Czarnogóra uzyskała zapewnienia, że Senat USA ratyfikuje jej członkostwo w NATO, i spodziewa się, że decyzja o przyjęciu jej do Sojuszu zapadnie na szczycie w maju - zapowiedział w czwartek czarnogórski minister spraw zagranicznych Srdjan Darmanović.

W wywiadzie dla agencji Reutera Darmanović zaprzeczył spekulacjom, że nowa administracja prezydenta Donalda Trumpa mogłaby poświęcić ratyfikację członkostwa Czarnogóry w NATO na rzecz poprawy stosunków z Rosją, w sytuacji, gdy Moskwa od lat sprzeciwia się rozszerzeniu Sojuszu na Bałkanach Zachodnich.

Darmanović, ambasador Czarnogóry w Waszyngtonie w latach 2010-16, powiedział, że jego kraj otrzymał zapewnienia zarówno od Republikanów, jak i Demokratów, że do ratyfikacji "dojdzie na 100 procent".

"Rozumiemy, że prezydent Trump chce pewnego przełomu w stosunkach z Rosją, szczególnie w zwalczaniu terroryzmu, ale nie widzimy żadnych oznak rezygnacji z głównych amerykańskich interesów narodowych" - podkreślił.

24 państwa członkowskie NATO ratyfikowały przystąpienie Czarnogóry do Sojuszu.
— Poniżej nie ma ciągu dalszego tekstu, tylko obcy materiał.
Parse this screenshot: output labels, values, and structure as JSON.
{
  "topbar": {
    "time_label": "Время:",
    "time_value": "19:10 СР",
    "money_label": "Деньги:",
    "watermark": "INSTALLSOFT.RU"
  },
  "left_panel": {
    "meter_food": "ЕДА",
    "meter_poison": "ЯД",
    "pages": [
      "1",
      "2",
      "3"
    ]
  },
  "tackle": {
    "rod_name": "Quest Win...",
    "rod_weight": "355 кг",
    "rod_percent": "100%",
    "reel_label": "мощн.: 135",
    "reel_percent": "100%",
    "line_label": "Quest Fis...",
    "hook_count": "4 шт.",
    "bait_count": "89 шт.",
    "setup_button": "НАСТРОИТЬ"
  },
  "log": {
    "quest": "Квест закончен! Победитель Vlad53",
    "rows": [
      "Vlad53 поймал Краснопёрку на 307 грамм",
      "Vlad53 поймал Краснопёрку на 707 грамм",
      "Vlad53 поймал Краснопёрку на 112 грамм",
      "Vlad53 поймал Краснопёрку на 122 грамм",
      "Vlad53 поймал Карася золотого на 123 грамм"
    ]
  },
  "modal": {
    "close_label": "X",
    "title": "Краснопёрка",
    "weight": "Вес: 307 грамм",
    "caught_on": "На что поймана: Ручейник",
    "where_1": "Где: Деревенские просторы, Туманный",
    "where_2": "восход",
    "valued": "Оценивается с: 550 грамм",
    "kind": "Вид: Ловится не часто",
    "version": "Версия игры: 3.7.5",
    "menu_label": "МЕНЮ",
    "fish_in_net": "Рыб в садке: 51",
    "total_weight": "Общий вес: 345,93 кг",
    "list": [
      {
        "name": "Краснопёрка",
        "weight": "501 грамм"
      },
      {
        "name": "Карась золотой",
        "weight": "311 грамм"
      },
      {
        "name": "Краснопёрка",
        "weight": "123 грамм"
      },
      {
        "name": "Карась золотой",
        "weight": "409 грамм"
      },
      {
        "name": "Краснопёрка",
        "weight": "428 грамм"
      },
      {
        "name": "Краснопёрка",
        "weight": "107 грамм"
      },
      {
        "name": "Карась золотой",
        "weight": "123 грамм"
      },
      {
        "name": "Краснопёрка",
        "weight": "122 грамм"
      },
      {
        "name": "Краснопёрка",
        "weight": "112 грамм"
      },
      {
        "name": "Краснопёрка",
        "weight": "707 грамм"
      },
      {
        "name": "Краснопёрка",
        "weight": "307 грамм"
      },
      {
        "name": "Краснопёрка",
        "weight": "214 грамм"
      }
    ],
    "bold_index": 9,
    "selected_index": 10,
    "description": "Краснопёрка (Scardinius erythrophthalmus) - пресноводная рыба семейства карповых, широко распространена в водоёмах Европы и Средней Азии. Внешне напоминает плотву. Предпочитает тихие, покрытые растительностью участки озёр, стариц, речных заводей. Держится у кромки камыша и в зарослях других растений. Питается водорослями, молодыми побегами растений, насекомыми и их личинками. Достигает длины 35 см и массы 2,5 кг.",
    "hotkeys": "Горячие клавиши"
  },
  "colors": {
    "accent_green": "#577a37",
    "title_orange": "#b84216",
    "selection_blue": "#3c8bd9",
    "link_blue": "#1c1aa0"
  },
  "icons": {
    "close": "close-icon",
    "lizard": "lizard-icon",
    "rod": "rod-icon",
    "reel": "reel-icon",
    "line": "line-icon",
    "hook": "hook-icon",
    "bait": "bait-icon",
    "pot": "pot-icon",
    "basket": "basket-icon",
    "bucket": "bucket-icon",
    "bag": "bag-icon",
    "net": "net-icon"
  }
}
Darmanović przypomniał, że ze względów proceduralnych nie uczyniły jeszcze tego USA, Hiszpania, Kanada i Holandia.

Władze Czarnogóry, byłej jugosłowiańskiej republiki, liczącej 650 tys. mieszkańców, poinformowały w ubiegłym tygodniu, że mają dowody na to, iż rosyjscy agenci służb specjalnych byli zamieszani w spisek, którego celem miało być zabicie w październiku ubiegłego roku czarnogórskiego premiera Milo Djukanovicia.

Jednym z tych agentów miał być Eduard Szyszmakow vel Szyrokow, który w 2014 r. jako ówczesny attache wojskowy ambasady Rosji w Warszawie został wydalony z Polski wraz z grupą rosyjskich dyplomatów.
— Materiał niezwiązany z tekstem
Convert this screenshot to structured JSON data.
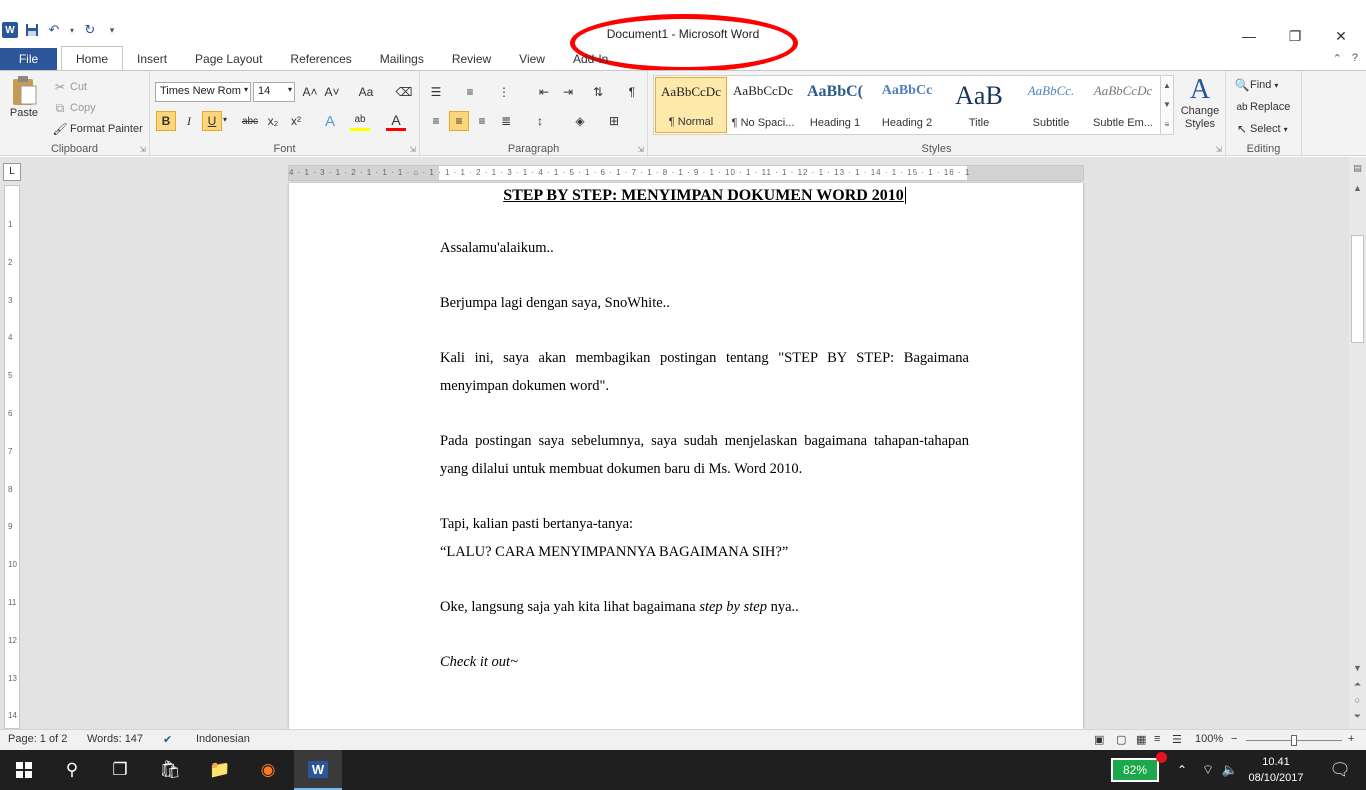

Prokurator Czarnogóry do spraw przestępczości zorganizowanej Milivoje Katnić powiedział w poniedziałek, że celem spisku było objęcie władzy przez opozycję i wstrzymanie integracji Czarnogóry z NATO.

Pytany przez Reutera, co mogło kierować Rosją w planach obalenia rządu w Czarnogórze, Darmanović odpowiedział, że Moskwa nie chce mieć całego Adriatyku i Morza Śródziemnego pod osłoną NATO, ale także, być może, chce przekształceń geopolitycznych na Bałkanach Zachodnich. (PAP)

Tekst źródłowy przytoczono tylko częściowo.